5 WAYS TO ENHANCE A CHILD’S CREATIVITY
With gadgets taking over all our spare time, we’re not able to enhance our children’s creativity like we used to before. However, gadgets don’t need to be the be-all and end-all. In this article, we tell you five things you can do to push your children’s creative muscles without an iPad or a computer.
Creativity is the most important faculty of the human brain. Einstein is said to have said that it is not knowledge that drives human progress but imagination. Giving your child the gift of creativity and letting them understand the value of imagination is perhaps the best thing you can do for them. It may sound difficult to do in our age of gadgets, but you’re not altogether helpless. Here are a few ideas.
1. Embrace the outdoors
Choose pastimes for your children carefully. Instead of allowing them to laze around and watch YouTube videos, take them out into the outdoors. Get them to run around in the sun. Sit on a swing and feel the wind in their hair. Wade into the sea and feel the water, or build sand castles on the beach. For more intellectual stimulation, you can take them to museums or interactive plays that will awaken their minds.
2. Encourage them to work with their hands
Whether they’re building a mud idol or fashioning a figure of an elephant out of plasticine, kids learn by touching. The more work they do with their hands, the more their brain is processing all that tactile stimuli, and deeper it is growing.

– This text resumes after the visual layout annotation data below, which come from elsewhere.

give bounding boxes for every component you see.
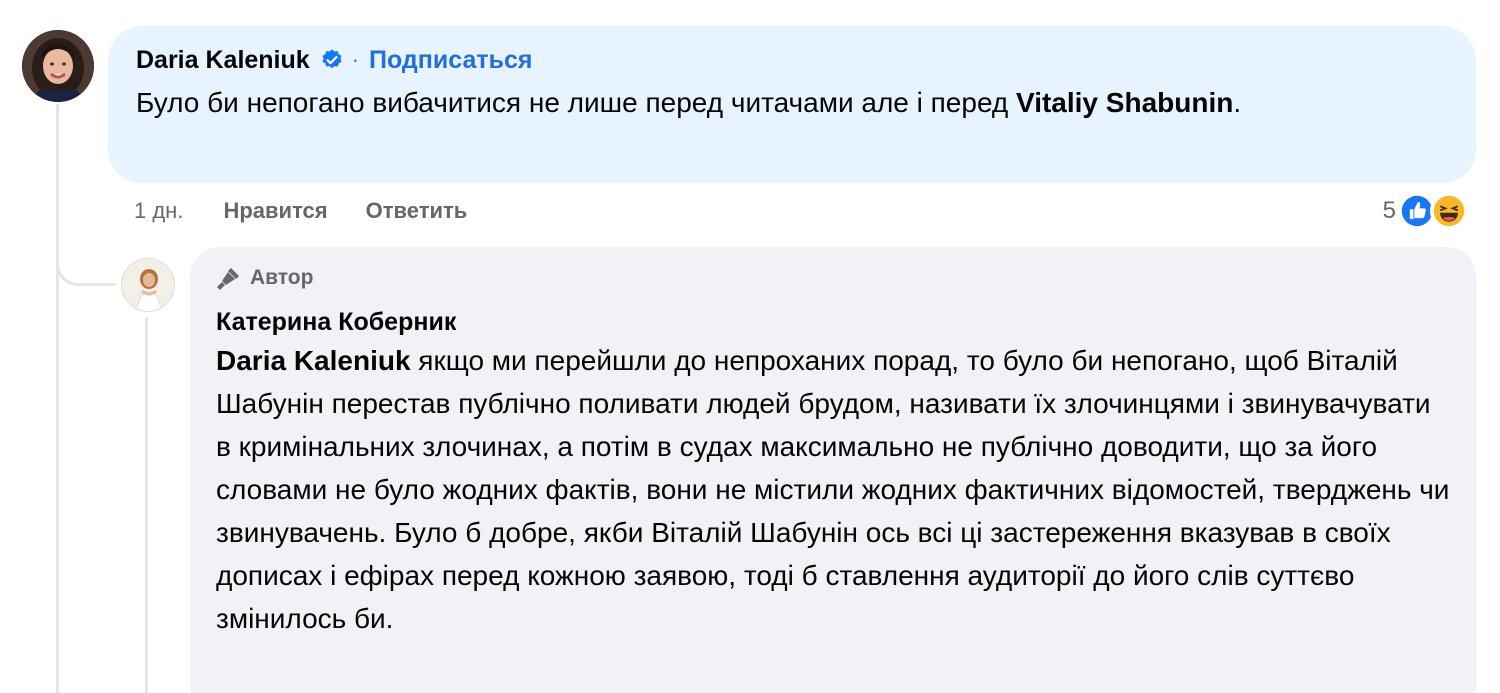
reactions-summary[interactable]: 5 (1383, 189, 1468, 233)
comment-author-name[interactable]: Daria Kaleniuk (136, 46, 310, 75)
reply-thread-line (145, 318, 148, 693)
reply-avatar[interactable] (121, 258, 175, 312)
reply-text-body: якщо ми перейшли до непроханих порад, то… (216, 345, 1450, 634)
thread-branch-line (56, 240, 116, 286)
reply-bubble: Автор Катерина Коберник Daria Kaleniuk я… (190, 247, 1476, 693)
author-badge-label: Автор (250, 266, 314, 289)
thread-line (56, 104, 59, 693)
timestamp[interactable]: 1 дн. (134, 198, 183, 224)
comment-bubble: Daria Kaleniuk · Подписаться Було би неп… (108, 26, 1476, 183)
microphone-icon (217, 268, 239, 290)
follow-button[interactable]: Подписаться (369, 46, 532, 75)
author-badge: Автор (216, 261, 1450, 295)
reply-author-name[interactable]: Катерина Коберник (216, 305, 1450, 339)
verified-badge-icon (320, 48, 344, 72)
reply-text: Daria Kaleniuk якщо ми перейшли до непро… (216, 339, 1450, 640)
separator-dot: · (351, 47, 360, 72)
haha-icon (1430, 192, 1468, 230)
like-button[interactable]: Нравится (223, 198, 327, 224)
reply-mention-link[interactable]: Daria Kaleniuk (216, 345, 411, 376)
comment-text-part: Було би непогано вибачитися не лише пере… (136, 87, 1017, 118)
avatar[interactable] (22, 30, 94, 102)
comment-thread: Daria Kaleniuk · Подписаться Було би неп… (0, 0, 1500, 693)
reply-button[interactable]: Ответить (366, 198, 468, 224)
reaction-count: 5 (1382, 197, 1396, 224)
comment-text: Було би непогано вибачитися не лише пере… (136, 81, 1448, 124)
mention-link[interactable]: Vitaliy Shabunin (1016, 87, 1233, 118)
comment-text-end: . (1233, 87, 1242, 118)
comment-actions: 1 дн. Нравится Ответить (134, 196, 505, 226)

In order to encourage them to do this, as a parent, step outside your comfort zone and get into the pit with them. Sit down to do some craft work, some scribbling, some idol-shaping. It may spark some of your long-dead creativity too!
3. Have storytelling sessions with your children
One thing about kids is that almost without exception, they love stories. Have a set time every day where you are telling stories to your children, complete with emotions and intonations and lots of hand-waving and eye-popping. Reading to kids is a separate activity that you can either incorporate into this storytelling session or not, but make sure you do both, because listening and reading activates different centres of your child’s brain.
4. Start a diary
Encourage your kids to write to express themselves. The easiest way to do this is to instil in them a habit to keep a journal or diary, where they record their emotions and experiences from time to time. Writing has a wide variety of benefits: it helps their grammar, it makes them more articulate, it forces them to think and practice empathy etc. Inform them that their thoughts will not be read by anyone unless they want to show someone, so that they’re not bogged down by thoughts of ‘what will people think?’
5. How about some music?
Make music, singing and laughter part of your daily life. With your child, encourage them to sing and laugh without inhibition. If possible, see if you can play a musical instrument together as a routine, say three times a week. If you awaken your child’s musical tastes, it will hold him in good stead well into adulthood.